🤖 AI Summary
This study addresses the challenge of integrating low-cost, full-sample proxy variables—such as machine learning predictions—with a limited number of high-cost, high-quality observations in two-stage, multi-wave adaptive sampling. While such fusion can enhance estimation efficiency, it often introduces bias and complicates statistical inference. To overcome this, the paper proposes a “predict-and-debias” M-estimator that achieves both high efficiency and unbiasedness within the adaptive sampling framework. The authors establish the first asymptotic theory for M-estimation under this setting, proving that the estimator is asymptotically normal and yields asymptotically valid and efficient confidence intervals. An approximate greedy sampling strategy is also developed to optimize information acquisition. Both theoretical analysis and simulations demonstrate that the proposed method substantially improves estimation efficiency compared to uniform sampling.
📝 Abstract
In two-phase multiwave sampling, inexpensive measurements are collected on a large sample and expensive, more informative measurements are adaptively obtained on subsets of units across multiple waves. Adaptively collecting the expensive measurements can increase efficiency but complicates statistical inference. We give valid estimators and confidence intervals for M-estimation under adaptive two-phase multiwave sampling.

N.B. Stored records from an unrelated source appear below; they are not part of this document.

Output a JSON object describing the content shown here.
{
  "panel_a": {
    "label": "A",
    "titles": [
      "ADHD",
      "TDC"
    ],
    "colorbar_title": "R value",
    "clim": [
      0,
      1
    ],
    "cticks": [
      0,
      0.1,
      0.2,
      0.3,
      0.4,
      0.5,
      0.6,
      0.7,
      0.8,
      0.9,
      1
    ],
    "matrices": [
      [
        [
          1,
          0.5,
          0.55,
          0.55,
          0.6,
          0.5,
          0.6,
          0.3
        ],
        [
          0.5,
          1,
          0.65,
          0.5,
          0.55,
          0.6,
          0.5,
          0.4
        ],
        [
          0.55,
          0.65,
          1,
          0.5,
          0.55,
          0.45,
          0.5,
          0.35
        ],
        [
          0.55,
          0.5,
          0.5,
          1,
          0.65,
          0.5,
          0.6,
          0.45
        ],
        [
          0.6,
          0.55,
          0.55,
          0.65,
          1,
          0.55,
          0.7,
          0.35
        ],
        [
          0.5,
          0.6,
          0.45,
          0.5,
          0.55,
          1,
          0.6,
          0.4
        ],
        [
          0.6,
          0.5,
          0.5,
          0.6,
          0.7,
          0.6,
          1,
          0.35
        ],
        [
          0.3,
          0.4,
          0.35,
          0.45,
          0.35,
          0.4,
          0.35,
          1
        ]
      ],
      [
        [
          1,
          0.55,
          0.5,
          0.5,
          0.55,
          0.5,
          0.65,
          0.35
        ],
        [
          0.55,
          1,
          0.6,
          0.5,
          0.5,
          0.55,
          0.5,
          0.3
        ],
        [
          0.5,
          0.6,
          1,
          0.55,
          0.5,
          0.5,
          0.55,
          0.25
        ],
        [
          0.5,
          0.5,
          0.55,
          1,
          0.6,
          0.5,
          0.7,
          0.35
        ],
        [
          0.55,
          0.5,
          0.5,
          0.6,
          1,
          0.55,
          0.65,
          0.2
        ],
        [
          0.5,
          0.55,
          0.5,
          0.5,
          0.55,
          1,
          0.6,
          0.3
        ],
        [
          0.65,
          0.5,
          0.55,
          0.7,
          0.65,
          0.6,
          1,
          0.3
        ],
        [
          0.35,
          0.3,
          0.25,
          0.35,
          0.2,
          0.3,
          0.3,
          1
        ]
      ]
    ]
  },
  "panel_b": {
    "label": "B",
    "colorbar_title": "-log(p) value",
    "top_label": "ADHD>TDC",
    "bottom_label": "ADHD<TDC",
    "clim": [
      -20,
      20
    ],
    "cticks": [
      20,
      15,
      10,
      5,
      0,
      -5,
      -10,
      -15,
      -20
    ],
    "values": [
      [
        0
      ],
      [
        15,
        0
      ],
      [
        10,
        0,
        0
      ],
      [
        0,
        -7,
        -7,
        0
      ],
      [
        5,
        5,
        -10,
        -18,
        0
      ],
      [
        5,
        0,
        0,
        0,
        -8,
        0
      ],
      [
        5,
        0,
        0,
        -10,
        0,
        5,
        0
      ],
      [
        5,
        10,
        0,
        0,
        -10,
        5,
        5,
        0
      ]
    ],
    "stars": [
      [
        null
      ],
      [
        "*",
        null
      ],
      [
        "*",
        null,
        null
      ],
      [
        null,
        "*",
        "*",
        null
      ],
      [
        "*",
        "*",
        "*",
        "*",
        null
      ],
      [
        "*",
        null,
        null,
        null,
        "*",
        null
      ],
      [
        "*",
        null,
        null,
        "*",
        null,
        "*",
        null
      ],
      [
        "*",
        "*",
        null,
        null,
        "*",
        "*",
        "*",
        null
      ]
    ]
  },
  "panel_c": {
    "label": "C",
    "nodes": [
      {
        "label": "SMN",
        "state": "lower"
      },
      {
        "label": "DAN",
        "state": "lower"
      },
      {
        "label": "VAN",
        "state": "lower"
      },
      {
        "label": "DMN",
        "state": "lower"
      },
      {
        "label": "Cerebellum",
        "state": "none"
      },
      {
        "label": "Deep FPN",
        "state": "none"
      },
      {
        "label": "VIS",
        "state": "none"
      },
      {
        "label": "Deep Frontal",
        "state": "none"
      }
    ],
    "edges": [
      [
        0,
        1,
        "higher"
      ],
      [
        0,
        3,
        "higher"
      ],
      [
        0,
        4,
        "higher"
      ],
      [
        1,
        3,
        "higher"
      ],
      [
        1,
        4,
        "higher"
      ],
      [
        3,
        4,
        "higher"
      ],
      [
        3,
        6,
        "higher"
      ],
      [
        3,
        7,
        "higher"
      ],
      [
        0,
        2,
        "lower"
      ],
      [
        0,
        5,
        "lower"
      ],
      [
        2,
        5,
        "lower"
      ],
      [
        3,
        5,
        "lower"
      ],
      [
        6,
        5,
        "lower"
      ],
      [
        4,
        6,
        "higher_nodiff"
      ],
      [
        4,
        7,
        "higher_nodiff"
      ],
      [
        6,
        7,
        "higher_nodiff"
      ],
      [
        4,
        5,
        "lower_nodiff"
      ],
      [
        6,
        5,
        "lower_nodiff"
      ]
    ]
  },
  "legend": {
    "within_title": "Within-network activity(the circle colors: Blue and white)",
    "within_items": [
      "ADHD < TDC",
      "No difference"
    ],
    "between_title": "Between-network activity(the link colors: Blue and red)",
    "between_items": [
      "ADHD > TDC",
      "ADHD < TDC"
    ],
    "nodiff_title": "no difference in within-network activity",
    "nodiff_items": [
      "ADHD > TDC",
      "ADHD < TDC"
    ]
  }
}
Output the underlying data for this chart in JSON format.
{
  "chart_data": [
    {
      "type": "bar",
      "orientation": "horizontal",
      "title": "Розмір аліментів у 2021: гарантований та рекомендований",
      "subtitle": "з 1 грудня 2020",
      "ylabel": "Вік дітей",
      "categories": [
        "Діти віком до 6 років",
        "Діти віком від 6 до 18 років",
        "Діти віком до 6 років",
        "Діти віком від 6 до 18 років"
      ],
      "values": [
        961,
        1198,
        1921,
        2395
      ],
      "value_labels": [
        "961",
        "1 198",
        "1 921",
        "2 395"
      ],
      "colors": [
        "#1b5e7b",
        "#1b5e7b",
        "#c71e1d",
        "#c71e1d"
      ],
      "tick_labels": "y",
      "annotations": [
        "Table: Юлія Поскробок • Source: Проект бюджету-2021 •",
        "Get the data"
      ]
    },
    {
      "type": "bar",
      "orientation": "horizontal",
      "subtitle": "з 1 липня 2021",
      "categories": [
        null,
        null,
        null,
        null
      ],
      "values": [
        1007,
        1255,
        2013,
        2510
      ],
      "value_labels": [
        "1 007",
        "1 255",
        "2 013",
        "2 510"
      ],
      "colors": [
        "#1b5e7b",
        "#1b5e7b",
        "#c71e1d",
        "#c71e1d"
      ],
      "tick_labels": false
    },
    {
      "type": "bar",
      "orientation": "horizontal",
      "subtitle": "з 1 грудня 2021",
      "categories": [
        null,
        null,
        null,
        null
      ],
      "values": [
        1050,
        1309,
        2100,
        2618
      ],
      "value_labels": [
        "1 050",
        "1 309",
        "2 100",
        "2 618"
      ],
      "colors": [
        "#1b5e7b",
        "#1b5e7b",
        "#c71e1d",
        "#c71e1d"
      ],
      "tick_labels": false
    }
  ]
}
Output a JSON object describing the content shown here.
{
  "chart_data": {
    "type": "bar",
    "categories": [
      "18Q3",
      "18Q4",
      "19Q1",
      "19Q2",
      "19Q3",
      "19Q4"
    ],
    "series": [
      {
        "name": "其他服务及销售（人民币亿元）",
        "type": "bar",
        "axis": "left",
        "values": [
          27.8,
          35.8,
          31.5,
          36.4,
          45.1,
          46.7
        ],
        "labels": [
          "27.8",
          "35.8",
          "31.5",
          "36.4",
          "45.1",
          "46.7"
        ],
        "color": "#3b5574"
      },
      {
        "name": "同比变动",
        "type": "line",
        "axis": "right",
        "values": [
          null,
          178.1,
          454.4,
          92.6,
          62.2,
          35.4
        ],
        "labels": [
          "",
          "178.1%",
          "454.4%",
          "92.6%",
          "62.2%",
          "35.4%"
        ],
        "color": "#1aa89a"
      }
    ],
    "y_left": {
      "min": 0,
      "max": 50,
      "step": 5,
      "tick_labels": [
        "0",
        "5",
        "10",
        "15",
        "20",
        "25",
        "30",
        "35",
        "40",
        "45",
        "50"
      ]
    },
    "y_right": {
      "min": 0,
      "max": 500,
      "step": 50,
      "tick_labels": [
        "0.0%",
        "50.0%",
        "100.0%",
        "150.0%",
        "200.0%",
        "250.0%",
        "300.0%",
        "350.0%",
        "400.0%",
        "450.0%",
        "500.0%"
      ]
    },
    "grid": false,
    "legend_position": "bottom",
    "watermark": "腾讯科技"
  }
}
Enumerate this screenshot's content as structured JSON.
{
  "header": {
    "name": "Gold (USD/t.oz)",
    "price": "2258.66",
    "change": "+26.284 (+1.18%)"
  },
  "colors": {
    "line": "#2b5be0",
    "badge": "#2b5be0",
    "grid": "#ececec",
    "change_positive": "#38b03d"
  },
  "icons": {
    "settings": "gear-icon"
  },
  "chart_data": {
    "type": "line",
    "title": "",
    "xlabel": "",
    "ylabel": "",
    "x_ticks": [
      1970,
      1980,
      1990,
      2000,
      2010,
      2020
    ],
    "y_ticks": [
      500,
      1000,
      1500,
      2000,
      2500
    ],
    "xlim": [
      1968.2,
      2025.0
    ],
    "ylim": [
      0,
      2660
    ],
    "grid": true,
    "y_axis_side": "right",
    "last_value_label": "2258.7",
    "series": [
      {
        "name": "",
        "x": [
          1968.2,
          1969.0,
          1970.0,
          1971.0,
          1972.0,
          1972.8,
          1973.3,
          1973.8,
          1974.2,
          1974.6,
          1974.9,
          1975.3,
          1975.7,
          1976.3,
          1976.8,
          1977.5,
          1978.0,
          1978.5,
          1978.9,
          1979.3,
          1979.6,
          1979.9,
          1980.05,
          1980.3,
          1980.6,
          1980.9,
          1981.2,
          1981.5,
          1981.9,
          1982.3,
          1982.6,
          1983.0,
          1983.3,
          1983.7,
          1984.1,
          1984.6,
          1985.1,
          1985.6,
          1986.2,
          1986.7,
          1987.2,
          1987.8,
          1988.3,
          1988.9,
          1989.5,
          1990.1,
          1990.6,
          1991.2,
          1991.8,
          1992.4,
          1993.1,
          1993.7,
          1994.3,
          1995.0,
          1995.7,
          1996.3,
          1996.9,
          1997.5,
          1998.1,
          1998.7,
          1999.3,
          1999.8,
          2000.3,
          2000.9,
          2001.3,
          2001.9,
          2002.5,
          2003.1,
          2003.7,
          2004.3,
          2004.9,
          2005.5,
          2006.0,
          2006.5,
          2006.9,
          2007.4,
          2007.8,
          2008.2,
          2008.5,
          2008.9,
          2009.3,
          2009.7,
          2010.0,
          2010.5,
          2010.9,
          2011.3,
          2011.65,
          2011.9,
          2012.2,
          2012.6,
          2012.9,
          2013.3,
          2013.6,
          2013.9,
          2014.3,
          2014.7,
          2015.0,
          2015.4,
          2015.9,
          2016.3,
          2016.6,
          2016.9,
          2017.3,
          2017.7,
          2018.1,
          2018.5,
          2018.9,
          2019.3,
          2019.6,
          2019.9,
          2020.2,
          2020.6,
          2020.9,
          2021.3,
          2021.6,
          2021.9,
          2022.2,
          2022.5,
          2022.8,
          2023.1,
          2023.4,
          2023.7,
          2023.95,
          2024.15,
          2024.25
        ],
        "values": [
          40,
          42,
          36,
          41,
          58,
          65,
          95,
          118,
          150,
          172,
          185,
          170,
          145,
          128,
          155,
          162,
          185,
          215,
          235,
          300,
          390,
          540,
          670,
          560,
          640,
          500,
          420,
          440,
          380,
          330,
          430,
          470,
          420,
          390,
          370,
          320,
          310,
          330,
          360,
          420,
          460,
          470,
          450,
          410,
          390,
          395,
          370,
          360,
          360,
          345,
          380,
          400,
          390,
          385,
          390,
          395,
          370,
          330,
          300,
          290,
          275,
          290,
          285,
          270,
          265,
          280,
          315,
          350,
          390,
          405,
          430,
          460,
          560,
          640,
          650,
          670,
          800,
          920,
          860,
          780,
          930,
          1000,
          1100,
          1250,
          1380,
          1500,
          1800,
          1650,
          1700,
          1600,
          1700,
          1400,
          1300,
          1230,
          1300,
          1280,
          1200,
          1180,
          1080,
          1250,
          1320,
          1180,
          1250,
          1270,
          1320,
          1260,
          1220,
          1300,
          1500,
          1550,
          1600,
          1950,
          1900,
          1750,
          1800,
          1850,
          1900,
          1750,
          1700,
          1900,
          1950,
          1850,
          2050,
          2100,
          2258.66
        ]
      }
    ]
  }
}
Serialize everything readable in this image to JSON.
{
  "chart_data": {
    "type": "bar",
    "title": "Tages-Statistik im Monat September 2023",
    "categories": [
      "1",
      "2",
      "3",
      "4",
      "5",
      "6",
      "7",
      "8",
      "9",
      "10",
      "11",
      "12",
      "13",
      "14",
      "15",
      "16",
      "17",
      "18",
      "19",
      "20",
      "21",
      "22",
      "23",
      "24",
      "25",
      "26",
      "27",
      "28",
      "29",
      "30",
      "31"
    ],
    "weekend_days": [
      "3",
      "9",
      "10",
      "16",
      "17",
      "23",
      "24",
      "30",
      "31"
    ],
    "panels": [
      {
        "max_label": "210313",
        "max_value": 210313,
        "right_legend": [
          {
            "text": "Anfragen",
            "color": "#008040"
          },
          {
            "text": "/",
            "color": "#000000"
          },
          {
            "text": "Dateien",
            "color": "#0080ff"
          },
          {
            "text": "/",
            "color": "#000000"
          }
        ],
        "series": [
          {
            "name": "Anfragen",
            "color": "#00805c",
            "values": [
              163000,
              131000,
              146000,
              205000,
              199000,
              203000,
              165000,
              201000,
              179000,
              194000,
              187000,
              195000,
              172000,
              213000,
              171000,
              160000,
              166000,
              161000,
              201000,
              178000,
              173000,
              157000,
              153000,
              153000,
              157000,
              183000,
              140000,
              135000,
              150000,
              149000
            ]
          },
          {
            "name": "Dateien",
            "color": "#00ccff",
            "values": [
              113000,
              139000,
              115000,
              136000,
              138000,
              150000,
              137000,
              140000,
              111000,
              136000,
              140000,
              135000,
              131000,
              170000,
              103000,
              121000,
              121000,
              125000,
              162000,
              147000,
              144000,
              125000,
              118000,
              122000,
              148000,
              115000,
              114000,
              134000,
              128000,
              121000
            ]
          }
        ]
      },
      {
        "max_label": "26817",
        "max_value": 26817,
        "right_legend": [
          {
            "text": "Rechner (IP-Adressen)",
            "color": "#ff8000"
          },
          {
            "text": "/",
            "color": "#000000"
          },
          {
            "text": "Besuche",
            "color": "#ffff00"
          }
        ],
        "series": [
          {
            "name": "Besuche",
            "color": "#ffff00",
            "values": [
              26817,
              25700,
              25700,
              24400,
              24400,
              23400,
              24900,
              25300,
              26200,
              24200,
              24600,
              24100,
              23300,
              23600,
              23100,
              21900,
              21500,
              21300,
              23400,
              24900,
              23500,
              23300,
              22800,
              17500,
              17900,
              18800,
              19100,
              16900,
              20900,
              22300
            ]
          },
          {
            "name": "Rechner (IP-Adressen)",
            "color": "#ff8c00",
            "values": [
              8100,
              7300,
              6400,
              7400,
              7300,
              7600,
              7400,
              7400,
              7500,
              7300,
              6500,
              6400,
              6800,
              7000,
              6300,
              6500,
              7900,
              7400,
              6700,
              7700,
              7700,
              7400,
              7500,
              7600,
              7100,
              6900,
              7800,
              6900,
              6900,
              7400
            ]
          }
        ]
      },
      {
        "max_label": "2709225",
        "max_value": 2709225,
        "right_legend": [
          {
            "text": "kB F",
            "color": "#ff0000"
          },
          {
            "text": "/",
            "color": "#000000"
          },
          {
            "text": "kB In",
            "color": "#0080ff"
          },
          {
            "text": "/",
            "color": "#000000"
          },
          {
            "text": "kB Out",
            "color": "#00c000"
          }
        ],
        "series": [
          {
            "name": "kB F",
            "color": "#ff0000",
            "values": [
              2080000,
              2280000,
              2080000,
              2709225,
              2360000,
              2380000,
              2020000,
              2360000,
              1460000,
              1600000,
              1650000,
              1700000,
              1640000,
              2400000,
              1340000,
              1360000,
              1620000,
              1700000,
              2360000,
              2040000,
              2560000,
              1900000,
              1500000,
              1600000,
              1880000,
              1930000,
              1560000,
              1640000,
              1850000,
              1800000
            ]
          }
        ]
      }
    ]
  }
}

We focus on the case where proxies for the expensive variables -- such as predictions from pretrained machine learning models -- are available for all units and propose a Multiwave Predict-Then-Debias estimator that combines proxy information with the expensive, higher-quality measurements to improve efficiency while removing bias. We establish asymptotic linearity and normality and propose asymptotically valid confidence intervals. We also develop an approximately greedy sampling strategy that improves efficiency relative to uniform sampling. Data-based simulation studies support the theoretical results and demonstrate efficiency gains.